01 March 2010

i made bread, ya'll. i made bread

i have been thinking about making bread for a while. for a real long time. a girlfriend of my embarked on this adventure by buying a baguette pan (!) and she made french bread ya'll. i think i'm a little nervous to try that, but what i wouldnt give to be able to make french bread. i think a crusty warm baguette may be one of the best things in the world. and, for that matter with nothing on it because it just tastes that good. 
i digress. so. i made bread. it was an interesting process. i didnt have active yeast, i had instant yeast, so i was worried about my ratios. but, all in all. i think it turned out pretty great. the bread was a little dense and tough...the dough was tough to knead. i wonder if i kneaded it too much...i will have to do some research on that. i cannot tell you how happy it made me to have made bread. the anticipation as the wet dough rises created this palatable energy in the apartment as i busied myself doing other things....reading lines, surfing the inter-web...i just wanted it to get bigger so i could knead again and wait again, so that it would finally be ready to put in the oven! and the smell! as the bread turned a beautiful shade of golden brown, the whole apartment smelled of wonders! i think i just love bread. i could be a carb-a-vore. seriously.  

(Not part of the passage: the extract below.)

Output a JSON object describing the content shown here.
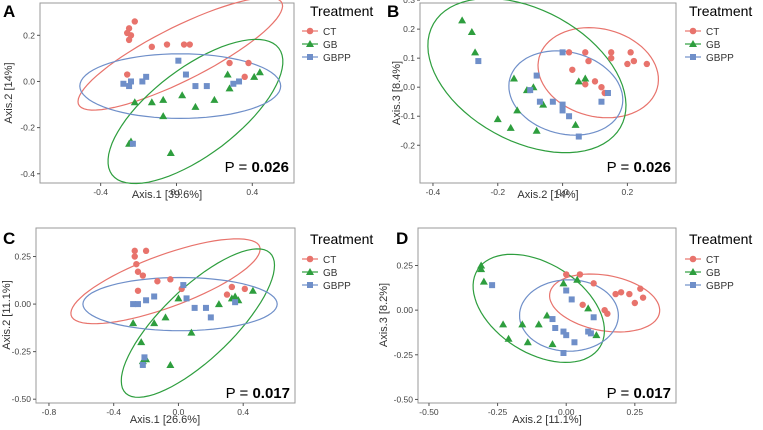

please try this. the satisfaction you have when  you bake your own loaf of bread is ridiculous. so, why not, give it a shot.  i cannot wait to start playing around with bread recipes! 
Two Crusty Round Loaves
  • 4 cups bread flour (the higher gluten content in important)
  • 2 teaspoons active dry yeast
  • 2 teaspoons salt
  • 1 1/2 cups warm water
1. Measure out 1/4 cup of bread flour and reserve a the clean counter top.  Place the remaining 3 3/4 cup bread flour in the bowl of a stand mixer fit with a paddle attachment.* Measure the salt and place on one side of the flour and add the yeast to the opposite side of the flour.  Pour the warm water in the middle and mix on low speed (with the paddle attachment) until the dough just comes together. 
2. When the dough forms a mass, switch to the dough hook and mix on medium speed for 2 minutes.  Dough should clear the sides but may stick to the bottom a bit.  If you feel like the dough is too sticky or too dry, feel free to add a touch more water or flour by the tablespoonful.  After 2 minutes, let the dough rest for five minutes.
3. After the five minute rest, mix the dough again for 3 minutes.   Place the dough on the counter and, using the 1/4 cup of bread flour we reserved in the beginning, hand knead the dough.  You may not need to incorporate the entire 1/4 cup.  If the dough feels firm and solid enough, just knead for a few minutes and prepare it to rest.  You should have a satiny, smooth compact ball.
4. Place the dough in a lightly oiled bowl, and turn the dough over to coat the entire dough lightly in oil.  Cover with plastic wrap and a kitchen towel and place in a warm spot to rest for 1 1/2 hours.  The dough should double in size.  Remove from the bowl, punch down and reform into a ball.  Return to the bowl, cover and allow to rest for another 30 minutes.
After the second short rest, place the dough on a lightly floured surface and cut into 2 pieces.  Form each piece into a smooth, round ball, tucking any haggard edges on the underside of the dough.  Leave to rest, covered with a damp cloth, on the lightly floured surface for 45 minutes to a hour.
5. During the last 20 minutes of the resting period, preheat the oven to 450 degrees F. Place a baking rack in the lower third of the oven and leave either a baking stone or an upside down baking sheet in the oven to heat as well. 
6. Just before the boules are set to go in the oven, slash the top of the loaves with 2 to 4 slashes, using a sharp knife.  This will allow the bread to expand in the oven.  Remove the super hot baking sheet from the oven.  Carefully transfer the dough onto the baking sheets and return to the oven.
7. Here’s some fun!  Just after you put the bread in the oven, take 1/4 cup of water, open the oven door, quickly poor the water onto the hot oven floor and immediately close the oven door.  We’re creating steam here people… it’s exciting.  Wait 2 minutes and repeat the process.
8. Bake loaves for 20-25 minutes.  They’ll be golden and gorgeous.  Remove from the oven and insert a thermometer.  The temperature should be between 190 to 210 degrees F.
You should wait until its totally cool to slice into it...i couldn't, but you should try. 
 * I don't have a stand mixer, so i followed some instructions for another way - You should be able to follow the directions as listed but instead of using the mixer to do the mixing do this instead: Put your dry ingredients (minus yeast) in a bowl. Make a well in that hill and pour your luke warm water into it. Sprinkle the yeast over the water and wait a minute or so. Then start to mix in the flour with the water until you get it together into a doughy gloop. Then knead the dough until it gets the nice smooth consistency and it stops sticking to the bowl as much–you may need to add a smidge of flour to get it to this consistency.